Leading News For Education For AGENTOTOPLAY Aceh
IndeksRedaksi

KP3 ABAS Minta Badan Kerjasama Percepatan Pembangunan Koridor Ekonomi Barsela untuk Perjuangkan Pemekaran Provinsi Aceh Barat Selatan

T Sukandi

ACEHSIANA.COM, Tapaktuan – Komite Percepatan Pemekaran Provinsi Aceh Barat Selatan (KP3 ABAS) meminta Badan Kerjasama Percepatan Pembangunan Koridor Ekonomi (BKPPKE) Barat Selatan Aceh (Barsela) untuk memperjuangkan percepatan pemekaran provinsi Aceh Barat Selatan (ABAS). Permintaan tersebut disampaikan juru bicara KP3 ABAS yang juga Ketua KP3 ABAS wilayah Aech Selatan, T Sukandi dalam rilis yang diterima acehsiana.com, pada Senin (5/9) di Tapaktuan.

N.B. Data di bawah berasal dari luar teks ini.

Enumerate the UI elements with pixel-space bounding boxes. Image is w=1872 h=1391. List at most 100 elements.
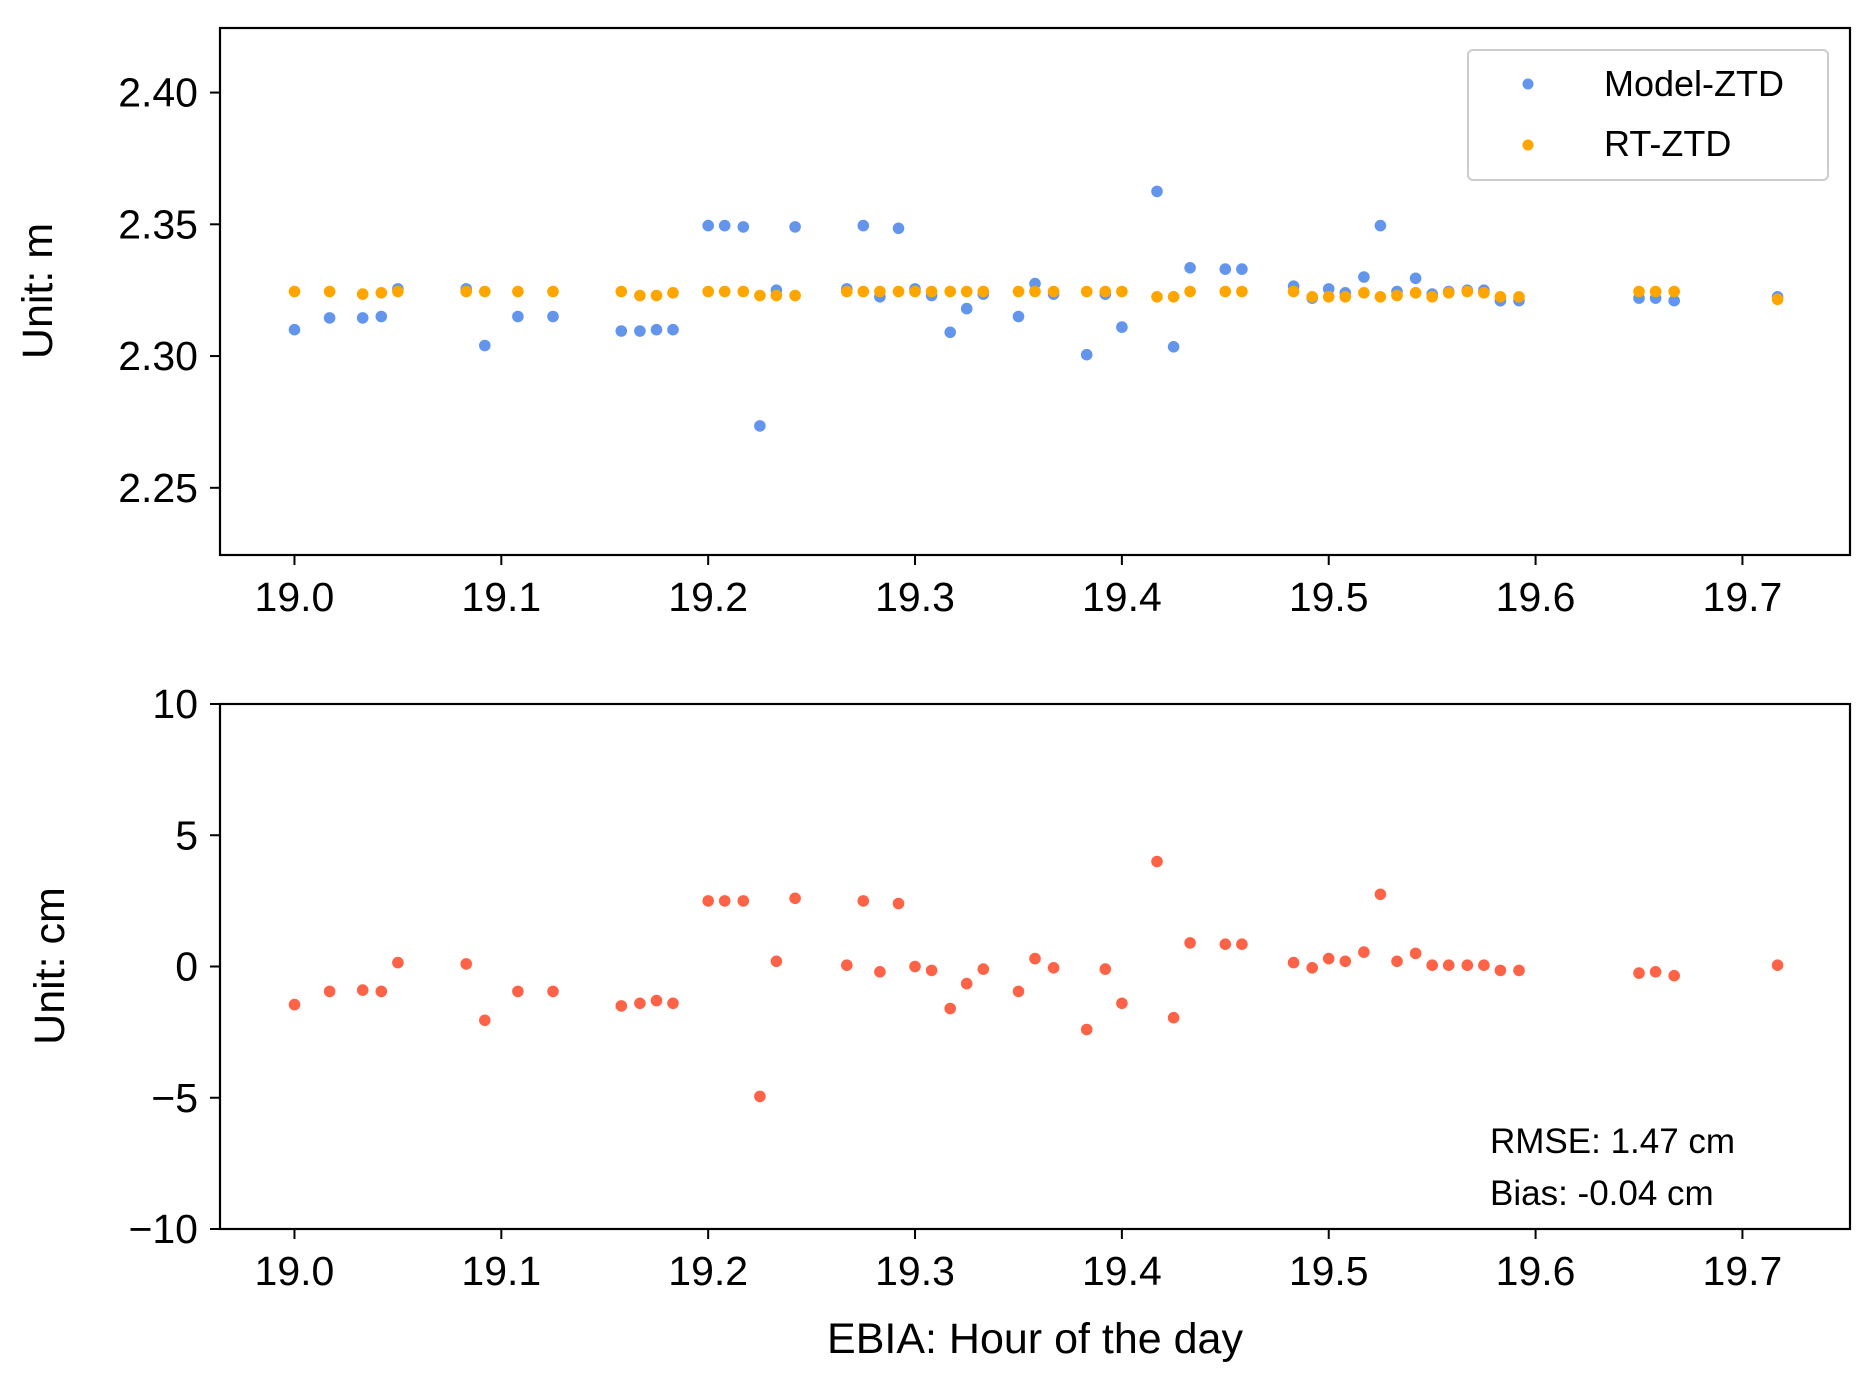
difference-point — [650, 994, 663, 1007]
rt-ztd-point — [925, 285, 938, 298]
rt-ztd-point — [1287, 285, 1300, 298]
rt-ztd-point — [1167, 291, 1180, 303]
model-ztd-point — [1409, 272, 1422, 285]
rmse-annotation: RMSE: 1.47 cm — [1490, 1122, 1735, 1161]
x-tick-label: 19.4 — [1082, 1248, 1162, 1294]
difference-point — [356, 984, 369, 996]
rt-ztd-point — [874, 285, 886, 298]
model-ztd-point — [375, 310, 388, 323]
rt-ztd-point — [1236, 285, 1248, 298]
x-tick-label: 19.5 — [1289, 1248, 1369, 1294]
legend: Model-ZTD RT-ZTD — [1467, 49, 1829, 181]
x-tick-label: 19.5 — [1289, 574, 1369, 620]
rt-ztd-point — [1374, 291, 1387, 303]
rt-ztd-point — [547, 285, 559, 298]
bottom-x-ticks: 19.0 19.1 19.2 19.3 19.4 19.5 19.6 19.7 — [255, 1229, 1782, 1294]
legend-label-model-ztd: Model-ZTD — [1604, 63, 1784, 104]
rt-ztd-point — [1478, 287, 1490, 299]
rt-ztd-point — [841, 285, 853, 298]
difference-point — [1339, 955, 1352, 968]
x-tick-label: 19.7 — [1703, 574, 1783, 620]
model-ztd-point — [1236, 263, 1248, 275]
model-ztd-point — [1358, 271, 1370, 283]
model-ztd-point — [650, 323, 663, 336]
rt-ztd-point — [737, 285, 750, 298]
model-ztd-point — [1668, 294, 1680, 307]
difference-point — [770, 955, 783, 968]
rt-ztd-point — [1633, 285, 1645, 298]
model-ztd-point — [702, 219, 714, 232]
legend-marker-rt-ztd — [1522, 139, 1534, 151]
model-ztd-point — [1116, 321, 1128, 333]
rt-ztd-point — [1426, 291, 1438, 303]
x-tick-label: 19.3 — [875, 574, 955, 620]
x-tick-label: 19.1 — [461, 1248, 541, 1294]
difference-point — [1374, 888, 1387, 901]
rt-ztd-point — [375, 287, 388, 299]
difference-point — [1494, 964, 1507, 977]
rt-ztd-point — [770, 289, 783, 302]
bottom-plot-frame — [218, 702, 1852, 1231]
rt-ztd-point — [1391, 289, 1403, 302]
x-axis-label: EBIA: Hour of the day — [827, 1315, 1243, 1363]
y-tick-label: 2.25 — [118, 465, 198, 511]
difference-point — [615, 1000, 628, 1012]
model-ztd-point — [547, 310, 559, 323]
rt-ztd-point — [1012, 285, 1025, 298]
difference-point — [1012, 985, 1025, 998]
model-ztd-point — [667, 323, 679, 336]
rt-ztd-point — [1494, 291, 1507, 303]
rt-ztd-point — [789, 289, 801, 302]
difference-point — [1391, 955, 1403, 968]
difference-point — [1184, 937, 1196, 949]
difference-point — [1236, 938, 1248, 950]
difference-point — [1409, 947, 1422, 960]
difference-point — [634, 997, 646, 1010]
model-ztd-point — [1012, 310, 1025, 323]
difference-point — [1047, 962, 1060, 974]
rt-ztd-point — [1339, 291, 1352, 303]
x-tick-label: 19.2 — [668, 574, 748, 620]
model-ztd-point — [892, 222, 905, 235]
rt-ztd-point — [857, 285, 870, 298]
legend-marker-model-ztd — [1522, 78, 1534, 90]
difference-point — [1633, 967, 1645, 979]
difference-point — [1167, 1011, 1180, 1024]
rt-ztd-point — [1358, 287, 1370, 299]
model-ztd-point — [789, 221, 801, 233]
rt-ztd-point — [960, 285, 973, 298]
rt-ztd-point — [1461, 285, 1474, 298]
difference-point — [375, 985, 388, 998]
model-ztd-point — [718, 219, 731, 232]
difference-point — [718, 895, 731, 907]
rt-ztd-point — [909, 285, 921, 298]
difference-point — [1151, 855, 1163, 868]
model-ztd-point — [1374, 219, 1387, 232]
x-tick-label: 19.3 — [875, 1248, 955, 1294]
difference-point — [547, 985, 559, 998]
difference-point — [1668, 969, 1680, 982]
model-ztd-point — [857, 219, 870, 232]
difference-point — [702, 895, 714, 907]
rt-ztd-point — [667, 287, 679, 299]
difference-point — [460, 958, 473, 970]
bottom-y-axis-label: Unit: cm — [26, 887, 74, 1045]
legend-label-rt-ztd: RT-ZTD — [1604, 123, 1731, 164]
difference-point — [1029, 952, 1041, 965]
model-ztd-point — [634, 325, 646, 337]
model-ztd-point — [1184, 262, 1196, 274]
rt-ztd-point — [977, 285, 990, 298]
x-tick-label: 19.4 — [1082, 574, 1162, 620]
difference-point — [1116, 997, 1128, 1010]
top-x-ticks: 19.0 19.1 19.2 19.3 19.4 19.5 19.6 19.7 — [255, 555, 1783, 620]
x-tick-label: 19.0 — [255, 574, 335, 620]
model-ztd-point — [1151, 185, 1163, 198]
rt-ztd-point — [718, 285, 731, 298]
difference-point — [512, 985, 524, 998]
rt-ztd-point — [460, 285, 473, 298]
rt-ztd-point — [892, 285, 905, 298]
difference-point — [1099, 963, 1112, 975]
rt-ztd-point — [512, 285, 524, 298]
top-panel: 2.252.302.352.40 19.0 19.1 19.2 19.3 19.4 19.… — [14, 26, 1852, 620]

Menurut T Sukandi, faktor penghambat serta kendala Barsela selama ini karena dimarjinalkan dan didiskriminasi oleh provinsi dalam segala bidang pembangunan. Padahal, lanjut T Sukandi, Kabupaten/Kota dalam pengelolaan Sumber Daya Alam (SDA) apapun izin prinsipnya adalah wewenang gubernur.

“Demikian juga dengan hasil pengelolaan SDA, apapun hasilnya berada di tangan provinsi dalam pengaturan porsi daerah penghasil dengan kabupaten/kota penerima subsidisi yang bukan daerah penghasil,” ujar T Sukandi.

Dikatakan T Sukandi bahwa secara logika dan rasional, tokoh Barsela untuk jadi gubernur dalam Pilkada langsung adalah sebuah mimpi yang tidak akan pernah menjadi nyata. Dari segi jumlah penduduk, Barsela dengan 8 Kabupaten/Kota hanya 1,2 juta jiwa dibanding 15 kabupaten/kota lainnya yang jumlah penduduknya 4.,3 juta jiwa (asumsi jumlah penduduk Aceh 5,5 juta jiwa).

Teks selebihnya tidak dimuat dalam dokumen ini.